Bruce Lee seems to be having (another) moment.
It's 1974, and suddenly the nation's coffee tables are missing two legs...
The South China Morning Post reports that the Hong Kong protesters are consciously heeding Lee’s oracular advice: “Be water, my friend.”*

Quartz picked up on this and devoted yesterdays daily bulletin to Lee. It’s quite entertaining and typically chock-full of interesting tangential links. Even this 70s kid** who kung-fued up a storm with everybody else in the schoolyard picked up some historical tidbits hitherto unknown.

Lee’s legacy is front-and-centre for another reason, of course: Quentin Tarantino’s brief, less-than-woke Bruce Lee vs. Cliff Booth skit, in Once Upon a Time...  in Hollywood.

It’s not for me to answer the racism charge, but Walter Chaw’s take on the scene strikes me as remarkably generous.*** Full disclosure: there were maybe a dozen of us at the afternoon matinee I caught, and nobody laughed at Lee’s comeuppance. Which raises another reason why I dislike the film — it is grievously low on giggles.****

As for the Lee family’s complaint that Tarantino has supplied us with a caricature of the man — it’s a fair enough assessment. In fact everyone in this movie is a caricature — doe-eyed Sharon Tate, resentful out-played-player Steve McQueen, hustler Marvin Schwarz, etc. As for Cliff Booth (Brad Pitt), it’s hard to locate whether it’s a caricature of a sixties swaggering stunt-man, or of the actor who’s portraying him. The only character who (momentarily) slips the bonds of caricature is Rick Dalton (DiCaprio), a Hollywood has-been who rediscovers his soul, such as it is, when he finally settles down, digs deep, and does the work he’s getting paid to do. Once that’s out of the way, it’s back to caricature for him, too. Why should “Bruce Lee,” who appears only for a few minutes, be exempt from this treatment?
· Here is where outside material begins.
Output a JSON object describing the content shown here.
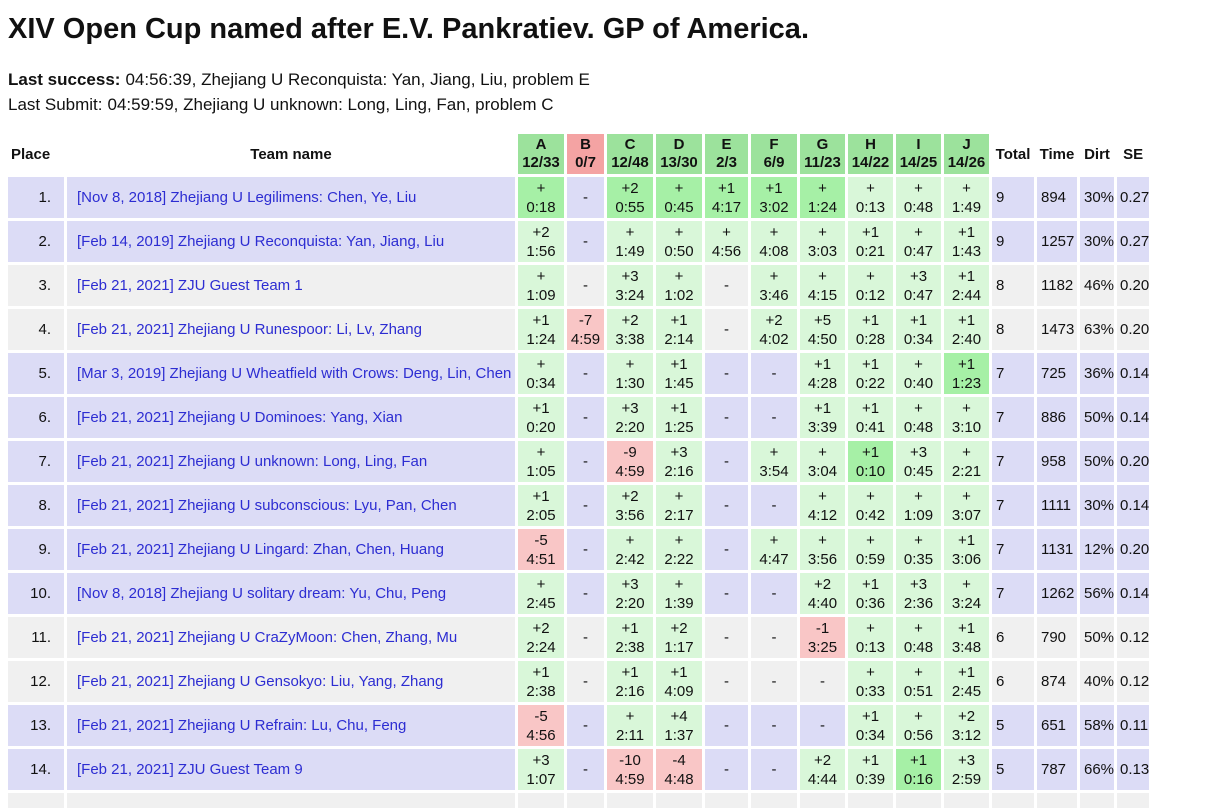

Wait — did I just defend Tarantino?

*My friend John Longhurst points out an element to the protests unremarked upon by MSM: protesters are singing a Christian praise anthem from the 70s.

**I never owned the poster, but I had plenty of friends who did. They also bought the Lee bio-pulps that seemed to show up in the drugstore magazine stand every month or so.

***Turns out there was indeed a stunt-man/Bruce Lee dust-up that Lee conceded. And yes: Lee could trash-talk with the best of them.

****Still in the interest of full disclosure: I will admit the prolonged agony of Dalton’s well-earned pre-shoot hangover had me in stitches. What can I say? I’m a fool for slapstick.